Symptoms of ovarian/fallopian tube cancer may include:
Gastric or abdominal pain
Difficulty in feeding or feeling full quickly
Urinary symptoms, such as an urgent need to urinate or frequent urination
Pain during intercourse
Swelling in the pelvis or abdomen
Targeted treatment for ovarian cancer
The targeted therapy is a therapy that targets specific genes, cancer proteins, or the tumor’s microenvironment which contributes to the growth and survival of cancer. This type of treatment prevents the growth and spread of cancer cells while limiting damage to healthy cells.
Recent studies show that not all cancers have the same goals. In order to find the most effective treatment, your doctor may perform tests to identify genes, proteins, and other factors in your tumor. This helps doctors better treat each patient with the most effective treatment whenever possible.
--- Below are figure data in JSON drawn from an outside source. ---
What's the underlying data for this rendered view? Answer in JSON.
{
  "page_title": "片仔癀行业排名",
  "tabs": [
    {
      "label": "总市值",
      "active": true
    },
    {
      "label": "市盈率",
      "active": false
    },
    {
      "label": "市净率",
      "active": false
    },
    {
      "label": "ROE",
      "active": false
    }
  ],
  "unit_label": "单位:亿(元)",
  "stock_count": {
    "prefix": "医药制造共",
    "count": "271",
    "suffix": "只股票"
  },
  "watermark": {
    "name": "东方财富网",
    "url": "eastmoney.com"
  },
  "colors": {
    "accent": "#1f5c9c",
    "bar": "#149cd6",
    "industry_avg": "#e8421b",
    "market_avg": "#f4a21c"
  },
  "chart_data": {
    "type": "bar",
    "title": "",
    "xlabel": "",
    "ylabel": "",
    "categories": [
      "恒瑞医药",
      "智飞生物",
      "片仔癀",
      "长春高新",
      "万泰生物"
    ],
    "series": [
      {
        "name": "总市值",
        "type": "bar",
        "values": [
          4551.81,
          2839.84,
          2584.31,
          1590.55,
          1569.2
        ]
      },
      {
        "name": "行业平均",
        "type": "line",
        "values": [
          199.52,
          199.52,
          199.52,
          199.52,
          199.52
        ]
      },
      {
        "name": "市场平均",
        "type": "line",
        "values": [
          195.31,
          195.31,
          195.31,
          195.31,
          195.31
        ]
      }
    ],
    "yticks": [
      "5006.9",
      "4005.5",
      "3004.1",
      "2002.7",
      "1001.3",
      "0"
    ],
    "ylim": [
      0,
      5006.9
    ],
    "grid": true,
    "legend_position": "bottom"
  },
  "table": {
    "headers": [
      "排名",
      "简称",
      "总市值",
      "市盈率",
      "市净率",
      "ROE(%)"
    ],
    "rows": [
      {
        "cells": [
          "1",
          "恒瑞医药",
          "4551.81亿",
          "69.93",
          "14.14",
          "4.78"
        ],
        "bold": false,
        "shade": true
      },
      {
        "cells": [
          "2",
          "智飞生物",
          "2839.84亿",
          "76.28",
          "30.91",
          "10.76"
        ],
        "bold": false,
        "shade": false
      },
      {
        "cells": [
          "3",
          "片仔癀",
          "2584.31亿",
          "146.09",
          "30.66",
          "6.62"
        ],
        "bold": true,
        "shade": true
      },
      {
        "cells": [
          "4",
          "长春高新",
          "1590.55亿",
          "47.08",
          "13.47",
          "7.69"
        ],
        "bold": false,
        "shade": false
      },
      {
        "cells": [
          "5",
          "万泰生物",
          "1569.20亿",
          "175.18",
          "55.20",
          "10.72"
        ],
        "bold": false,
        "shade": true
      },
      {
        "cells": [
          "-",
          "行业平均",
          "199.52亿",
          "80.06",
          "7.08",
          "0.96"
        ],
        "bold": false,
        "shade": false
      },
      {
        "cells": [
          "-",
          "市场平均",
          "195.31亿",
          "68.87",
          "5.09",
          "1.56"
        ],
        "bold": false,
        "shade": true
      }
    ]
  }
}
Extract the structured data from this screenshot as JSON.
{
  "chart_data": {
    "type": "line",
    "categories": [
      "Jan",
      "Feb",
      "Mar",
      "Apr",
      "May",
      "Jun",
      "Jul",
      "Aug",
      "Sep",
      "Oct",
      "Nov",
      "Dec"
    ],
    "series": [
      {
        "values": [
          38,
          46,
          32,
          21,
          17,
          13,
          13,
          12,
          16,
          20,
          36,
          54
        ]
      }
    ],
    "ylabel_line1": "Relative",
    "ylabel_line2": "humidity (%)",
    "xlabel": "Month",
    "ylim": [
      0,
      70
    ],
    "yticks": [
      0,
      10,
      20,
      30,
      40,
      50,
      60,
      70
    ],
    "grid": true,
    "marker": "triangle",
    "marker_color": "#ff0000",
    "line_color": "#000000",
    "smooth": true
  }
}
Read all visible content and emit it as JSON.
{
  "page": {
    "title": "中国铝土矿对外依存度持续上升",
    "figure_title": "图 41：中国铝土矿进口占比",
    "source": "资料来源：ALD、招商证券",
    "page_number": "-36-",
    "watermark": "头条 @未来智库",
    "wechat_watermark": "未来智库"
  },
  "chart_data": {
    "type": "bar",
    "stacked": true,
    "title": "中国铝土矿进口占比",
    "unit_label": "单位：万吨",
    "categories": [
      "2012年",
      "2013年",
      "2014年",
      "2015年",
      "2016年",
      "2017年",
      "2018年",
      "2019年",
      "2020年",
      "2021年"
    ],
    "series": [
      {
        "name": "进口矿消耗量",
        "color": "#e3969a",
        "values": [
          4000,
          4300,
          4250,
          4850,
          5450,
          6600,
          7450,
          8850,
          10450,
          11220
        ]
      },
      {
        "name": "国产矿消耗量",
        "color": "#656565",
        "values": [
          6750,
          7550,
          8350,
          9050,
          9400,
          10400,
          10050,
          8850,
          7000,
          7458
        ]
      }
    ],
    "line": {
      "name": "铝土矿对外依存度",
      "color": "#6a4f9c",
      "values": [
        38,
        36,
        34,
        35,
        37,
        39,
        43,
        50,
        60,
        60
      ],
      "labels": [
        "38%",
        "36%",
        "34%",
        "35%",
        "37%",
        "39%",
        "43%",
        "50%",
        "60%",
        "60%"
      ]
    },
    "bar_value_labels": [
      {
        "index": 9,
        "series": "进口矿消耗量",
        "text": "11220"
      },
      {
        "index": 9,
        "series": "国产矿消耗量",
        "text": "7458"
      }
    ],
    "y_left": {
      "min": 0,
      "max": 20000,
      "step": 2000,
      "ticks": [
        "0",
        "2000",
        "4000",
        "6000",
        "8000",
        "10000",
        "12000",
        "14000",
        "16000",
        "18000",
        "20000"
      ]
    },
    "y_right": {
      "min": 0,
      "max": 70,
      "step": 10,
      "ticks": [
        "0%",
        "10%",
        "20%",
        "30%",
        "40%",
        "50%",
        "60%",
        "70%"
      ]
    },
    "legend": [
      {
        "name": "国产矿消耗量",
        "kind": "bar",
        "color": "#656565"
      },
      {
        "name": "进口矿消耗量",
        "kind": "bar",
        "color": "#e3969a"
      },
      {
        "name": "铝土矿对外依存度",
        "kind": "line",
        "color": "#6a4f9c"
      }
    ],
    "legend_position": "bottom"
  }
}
In addition, a lot of research is being done to find out more about specific molecular targets and new treatments for cancer.
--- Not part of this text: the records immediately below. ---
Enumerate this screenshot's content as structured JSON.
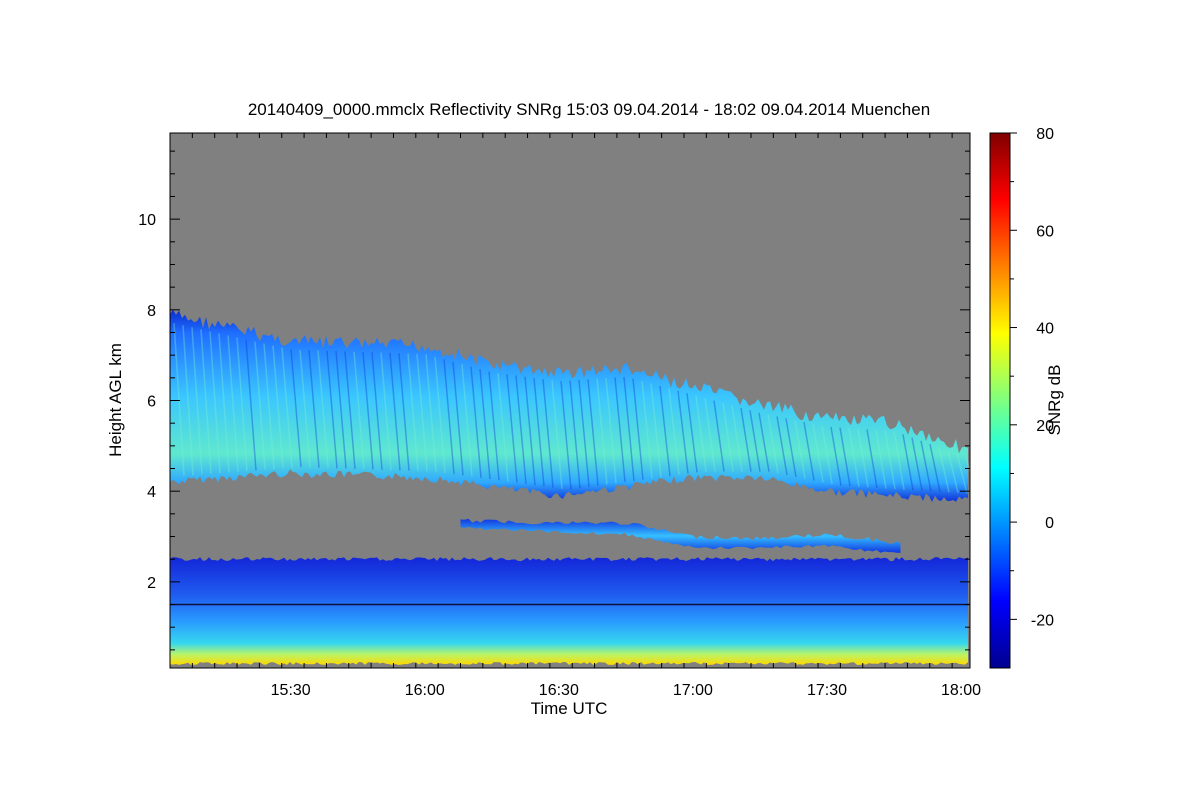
{
  "chart_data": {
    "type": "heatmap",
    "title": "20140409_0000.mmclx Reflectivity SNRg   15:03 09.04.2014 - 18:02 09.04.2014 Muenchen",
    "xlabel": "Time UTC",
    "ylabel": "Height AGL km",
    "x_ticks": [
      "15:30",
      "16:00",
      "16:30",
      "17:00",
      "17:30",
      "18:00"
    ],
    "x_range": [
      "15:03",
      "18:02"
    ],
    "y_ticks": [
      2,
      4,
      6,
      8,
      10
    ],
    "y_range": [
      0.1,
      11.9
    ],
    "background_color": "#808080",
    "colorbar": {
      "label": "SNRg dB",
      "range": [
        -30,
        80
      ],
      "ticks": [
        -20,
        0,
        20,
        40,
        60,
        80
      ],
      "colormap": "jet"
    },
    "features": [
      {
        "name": "upper cloud layer",
        "time_points": [
          "15:03",
          "15:30",
          "16:00",
          "16:15",
          "16:30",
          "16:45",
          "17:00",
          "17:15",
          "17:30",
          "17:45",
          "18:02"
        ],
        "top_km": [
          7.9,
          7.3,
          7.2,
          6.8,
          6.6,
          6.7,
          6.3,
          5.9,
          5.6,
          5.5,
          4.9
        ],
        "base_km": [
          4.2,
          4.4,
          4.3,
          4.1,
          3.9,
          4.1,
          4.3,
          4.3,
          4.0,
          3.9,
          3.8
        ],
        "peak_snr_db": 20
      },
      {
        "name": "thin layer ~3 km",
        "time_points": [
          "16:08",
          "16:30",
          "16:45",
          "17:00",
          "17:15",
          "17:30",
          "17:47"
        ],
        "top_km": [
          3.35,
          3.3,
          3.3,
          3.0,
          2.95,
          3.05,
          2.85
        ],
        "base_km": [
          3.2,
          3.1,
          3.05,
          2.75,
          2.75,
          2.8,
          2.6
        ],
        "peak_snr_db": 8
      },
      {
        "name": "boundary layer returns",
        "time_points": [
          "15:03",
          "18:02"
        ],
        "top_km": [
          2.5,
          2.5
        ],
        "base_km": [
          0.2,
          0.2
        ],
        "peak_snr_db": 40
      }
    ],
    "reference_line_km": 1.5,
    "grid": false,
    "legend": "colorbar-right"
  }
}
For ovarian/fallopian tube cancer, some targeted therapies are directed at specific genes in specific types of ovarian cancer. Typical chemotherapy has been shown to be effective in treating most ovarian/fallopian tube cancers. Typically, high-grade serious carcinoma has mutations in TP53 gene and about 20% have mutations in the BRCA genes.
Mutations in the BRCA gene, even if it is only in the tumor and not in the blood, can increase the effectiveness of certain classes of drugs, such as poly-ADP-ribose polymerase inhibitors (PARP inhibitors).
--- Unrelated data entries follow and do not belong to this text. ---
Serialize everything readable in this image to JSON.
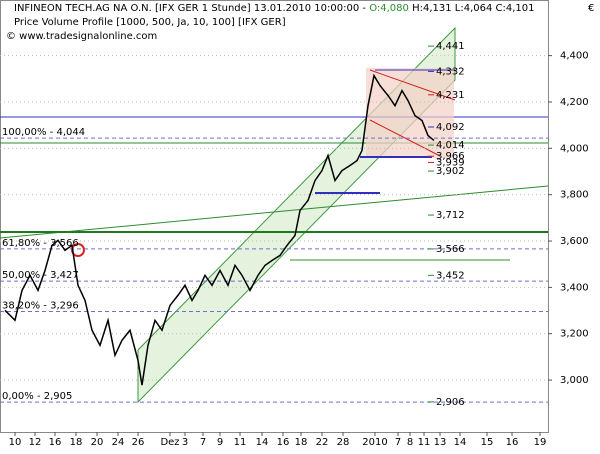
{
  "chart_data": {
    "type": "line",
    "title": "INFINEON TECH.AG NA O.N. [IFX GER  1 Stunde] 13.01.2010 10:00:00 -",
    "quote": [
      "O:4,080",
      "H:4,131 L:4,064 C:4,101"
    ],
    "subtitle": "Price Volume Profile [1000, 500, Ja, 10, 100] [IFX GER]",
    "watermark": "© www.tradesignalonline.com",
    "currency": "€",
    "color": "#000000",
    "x": [
      2,
      12,
      19,
      27,
      35,
      42,
      49,
      55,
      62,
      69,
      75,
      82,
      89,
      97,
      105,
      112,
      119,
      127,
      135,
      139,
      145,
      152,
      159,
      167,
      175,
      182,
      189,
      195,
      202,
      209,
      217,
      225,
      232,
      239,
      247,
      255,
      262,
      269,
      277,
      284,
      292,
      297,
      305,
      312,
      319,
      325,
      332,
      339,
      347,
      354,
      359,
      365,
      371,
      377,
      385,
      392,
      399,
      405,
      412,
      419,
      425,
      431
    ],
    "values": [
      3.301,
      3.258,
      3.387,
      3.452,
      3.387,
      3.473,
      3.581,
      3.603,
      3.56,
      3.581,
      3.409,
      3.344,
      3.215,
      3.15,
      3.258,
      3.107,
      3.172,
      3.215,
      3.085,
      2.978,
      3.15,
      3.258,
      3.215,
      3.322,
      3.366,
      3.409,
      3.344,
      3.387,
      3.452,
      3.409,
      3.473,
      3.409,
      3.495,
      3.452,
      3.387,
      3.452,
      3.495,
      3.516,
      3.538,
      3.581,
      3.624,
      3.732,
      3.775,
      3.861,
      3.904,
      3.969,
      3.861,
      3.904,
      3.926,
      3.947,
      3.991,
      4.184,
      4.314,
      4.271,
      4.228,
      4.184,
      4.249,
      4.206,
      4.141,
      4.12,
      4.055,
      4.034
    ],
    "xlim": [
      0,
      545
    ],
    "xticks": [
      {
        "value": 12,
        "label": "10"
      },
      {
        "value": 32,
        "label": "12"
      },
      {
        "value": 52,
        "label": "16"
      },
      {
        "value": 73,
        "label": "18"
      },
      {
        "value": 94,
        "label": "20"
      },
      {
        "value": 115,
        "label": "24"
      },
      {
        "value": 135,
        "label": "26"
      },
      {
        "value": 167,
        "label": "Dez"
      },
      {
        "value": 182,
        "label": "3"
      },
      {
        "value": 200,
        "label": "7"
      },
      {
        "value": 217,
        "label": "9"
      },
      {
        "value": 237,
        "label": "11"
      },
      {
        "value": 259,
        "label": "14"
      },
      {
        "value": 280,
        "label": "16"
      },
      {
        "value": 298,
        "label": "18"
      },
      {
        "value": 319,
        "label": "22"
      },
      {
        "value": 340,
        "label": "28"
      },
      {
        "value": 372,
        "label": "2010"
      },
      {
        "value": 395,
        "label": "7"
      },
      {
        "value": 407,
        "label": "8"
      },
      {
        "value": 421,
        "label": "11"
      },
      {
        "value": 437,
        "label": "13"
      },
      {
        "value": 457,
        "label": "14"
      },
      {
        "value": 484,
        "label": "15"
      },
      {
        "value": 509,
        "label": "16"
      },
      {
        "value": 537,
        "label": "19"
      }
    ],
    "ylim": [
      2.776,
      4.64
    ],
    "yticks": [
      {
        "value": 3.0,
        "label": "3,000"
      },
      {
        "value": 3.2,
        "label": "3,200"
      },
      {
        "value": 3.4,
        "label": "3,400"
      },
      {
        "value": 3.6,
        "label": "3,600"
      },
      {
        "value": 3.8,
        "label": "3,800"
      },
      {
        "value": 4.0,
        "label": "4,000"
      },
      {
        "value": 4.2,
        "label": "4,200"
      },
      {
        "value": 4.4,
        "label": "4,400"
      }
    ],
    "grid": true,
    "fib_levels": [
      {
        "value": 4.044,
        "label": "100,00% - 4,044"
      },
      {
        "value": 3.566,
        "label": "61,80% - 3,566"
      },
      {
        "value": 3.427,
        "label": "50,00% - 3,427"
      },
      {
        "value": 3.296,
        "label": "38,20% - 3,296"
      },
      {
        "value": 2.905,
        "label": "0,00% - 2,905"
      }
    ],
    "fib_color": "#6f6fd0",
    "levels": [
      {
        "value": 4.441,
        "label": "4,441",
        "color": "#2e8b2e"
      },
      {
        "value": 4.332,
        "label": "4,332",
        "color": "#3030c0"
      },
      {
        "value": 4.231,
        "label": "4,231",
        "color": "#d02020"
      },
      {
        "value": 4.092,
        "label": "4,092",
        "color": "#3030c0"
      },
      {
        "value": 4.014,
        "label": "4,014",
        "color": "#2e8b2e"
      },
      {
        "value": 3.966,
        "label": "3,966",
        "color": "#d02020"
      },
      {
        "value": 3.939,
        "label": "3,939",
        "color": "#d02020"
      },
      {
        "value": 3.902,
        "label": "3,902",
        "color": "#2e8b2e"
      },
      {
        "value": 3.712,
        "label": "3,712",
        "color": "#2e8b2e"
      },
      {
        "value": 3.566,
        "label": "3,566",
        "color": "#2e8b2e"
      },
      {
        "value": 3.452,
        "label": "3,452",
        "color": "#2e8b2e"
      },
      {
        "value": 2.906,
        "label": "2,906",
        "color": "#2e8b2e"
      }
    ]
  }
}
Other less common types of ovarian/fallopian tube cancers include low-grade cancer, endometrioid cancer, interstitial cancer, and mucosal cancer. These tumors have a variety of mutations, including mutations in KRAS, BRAF, PI3KCA, and PTEN genes, which means that there may be targeted treatment. Clinical trials studying these mutations are ongoing.
PARP inhibitors block an enzyme involved in restoring damaged DNA. By blocking this enzyme, DNA within cancer cells may be less likely to be repaired, leading to cell death and possibly slowing or stopping tumor growth. The BRCA genes (BRCA1 and BRCA2) are normally involved in DNA repair and a mutation in these genes interferes with this pathway function. The PARP inhibitors render difficult the growth and division of cells that otherwise have a BRCA mutation.
Frequently Asked Questions (FAQ)
According to the NCCN’s (National Comprehensive Cancer Network), patients with invasive ovarian cancer (serous, non-mucosal carcinomas, high-grade serious carcinoma) carrying mutations in BRCA1 & BRCA2 genes have been shown to have improved prognosis and anticipation in chemotherapy in respect of diagnosed with ovarian cancer without mutations in BRCA1 & BRCA2 genes. More specifically, these patients show:
- higher 5-year survival rates
- higher Progression-Free Survival
- better response to chemotherapy than patients with ovarian cancer without mutations in BRCA1 & BRCA2 genes
The SomArray Ovarian is conducted on the biopsy material or lumpectomy (paraffin block) on which your histology examination has been conducted.